Code is only half the story. It needs somewhere to run, and that place decides whether the same program works perfectly or fails completely.
Think about a kitchen. A recipe on paper isn’t dinner. Dinner happens when the recipe meets the oven, pans, ingredients, and timing, and the same recipe can fail in another kitchen if the oven is different or the ingredients are missing. That’s runtime. Your codebase says what should happen; the runtime is the kitchen where it happens. It might be Node.js, Python, a browser, or a cloud function, and it includes the language version, installed packages, memory, and permissions the code depends on.
How it shows up
This is why something works on one machine and fails elsewhere.
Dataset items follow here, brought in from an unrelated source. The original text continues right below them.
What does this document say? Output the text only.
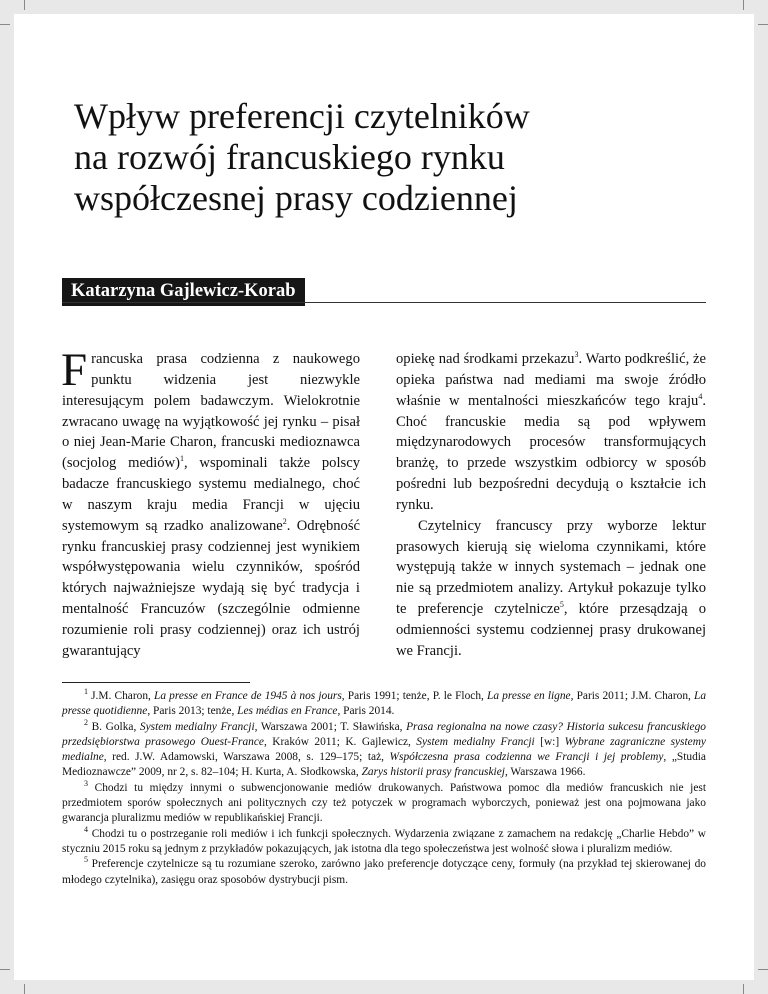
Wpływ preferencji czytelników
na rozwój francuskiego rynku
współczesnej prasy codziennej
Katarzyna Gajlewicz-Korab

Francuska prasa codzienna z naukowego punktu widzenia jest niezwykle interesującym polem badawczym. Wielokrotnie zwracano uwagę na wyjątkowość jej rynku – pisał o niej Jean-Marie Charon, francuski medioznawca (socjolog mediów)$^1$, wspominali także polscy badacze francuskiego systemu medialnego, choć w naszym kraju media Francji w ujęciu systemowym są rzadko analizowane$^2$. Odrębność rynku francuskiej prasy codziennej jest wynikiem współwystępowania wielu czynników, spośród których najważniejsze wydają się być tradycja i mentalność Francuzów (szczególnie odmienne rozumienie roli prasy codziennej) oraz ich ustrój gwarantujący

opiekę nad środkami przekazu$^3$. Warto podkreślić, że opieka państwa nad mediami ma swoje źródło właśnie w mentalności mieszkańców tego kraju$^4$. Choć francuskie media są pod wpływem międzynarodowych procesów transformujących branżę, to przede wszystkim odbiorcy w sposób pośredni lub bezpośredni decydują o kształcie ich rynku.

Czytelnicy francuscy przy wyborze lektur prasowych kierują się wieloma czynnikami, które występują także w innych systemach – jednak one nie są przedmiotem analizy. Artykuł pokazuje tylko te preferencje czytelnicze$^5$, które przesądzają o odmienności systemu codziennej prasy drukowanej we Francji.

$^1$ J.M. Charon, La presse en France de 1945 à nos jours, Paris 1991; tenże, P. le Floch, La presse en ligne, Paris 2011; J.M. Charon, La presse quotidienne, Paris 2013; tenże, Les médias en France, Paris 2014.

$^2$ B. Golka, System medialny Francji, Warszawa 2001; T. Sławińska, Prasa regionalna na nowe czasy? Historia sukcesu francuskiego przedsiębiorstwa prasowego Ouest-France, Kraków 2011; K. Gajlewicz, System medialny Francji [w:] Wybrane zagraniczne systemy medialne, red. J.W. Adamowski, Warszawa 2008, s. 129–175; taż, Współczesna prasa codzienna we Francji i jej problemy, „Studia Medioznawcze” 2009, nr 2, s. 82–104; H. Kurta, A. Słodkowska, Zarys historii prasy francuskiej, Warszawa 1966.

$^3$ Chodzi tu między innymi o subwencjonowanie mediów drukowanych. Państwowa pomoc dla mediów francuskich nie jest przedmiotem sporów społecznych ani politycznych czy też potyczek w programach wyborczych, ponieważ jest ona pojmowana jako gwarancja pluralizmu mediów w republikańskiej Francji.

$^4$ Chodzi tu o postrzeganie roli mediów i ich funkcji społecznych. Wydarzenia związane z zamachem na redakcję „Charlie Hebdo” w styczniu 2015 roku są jednym z przykładów pokazujących, jak istotna dla tego społeczeństwa jest wolność słowa i pluralizm mediów.

$^5$ Preferencje czytelnicze są tu rozumiane szeroko, zarówno jako preferencje dotyczące ceny, formuły (na przykład tej skierowanej do młodego czytelnika), zasięgu oraz sposobów dystrybucji pism.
The recipe didn’t change, the kitchen did: maybe the local machine has a newer Node, maybe the production server is missing a dependency, maybe the agent assumed a file path that only exists on your laptop. A container makes the kitchen portable, packaging the runtime so the code gets the same oven and ingredients everywhere. Serverless is another shape: you don’t manage the full server, you hand the cloud provider a function and it runs inside a managed runtime when something triggers it.
Why you care
For AI tools, runtime matters because agents often write code and then run it. If it’s unclear, the agent may write something that looks right but can’t execute. A good agent needs to know where the code will run, what’s installed, and what permissions exist. When a developer asks “what runtime is this using?” they’re really asking “which kitchen are we cooking in?”, and that answer decides whether the work is simple, broken, or impossible without setup. Runtime matters because written instructions are only useful when the environment can carry them out.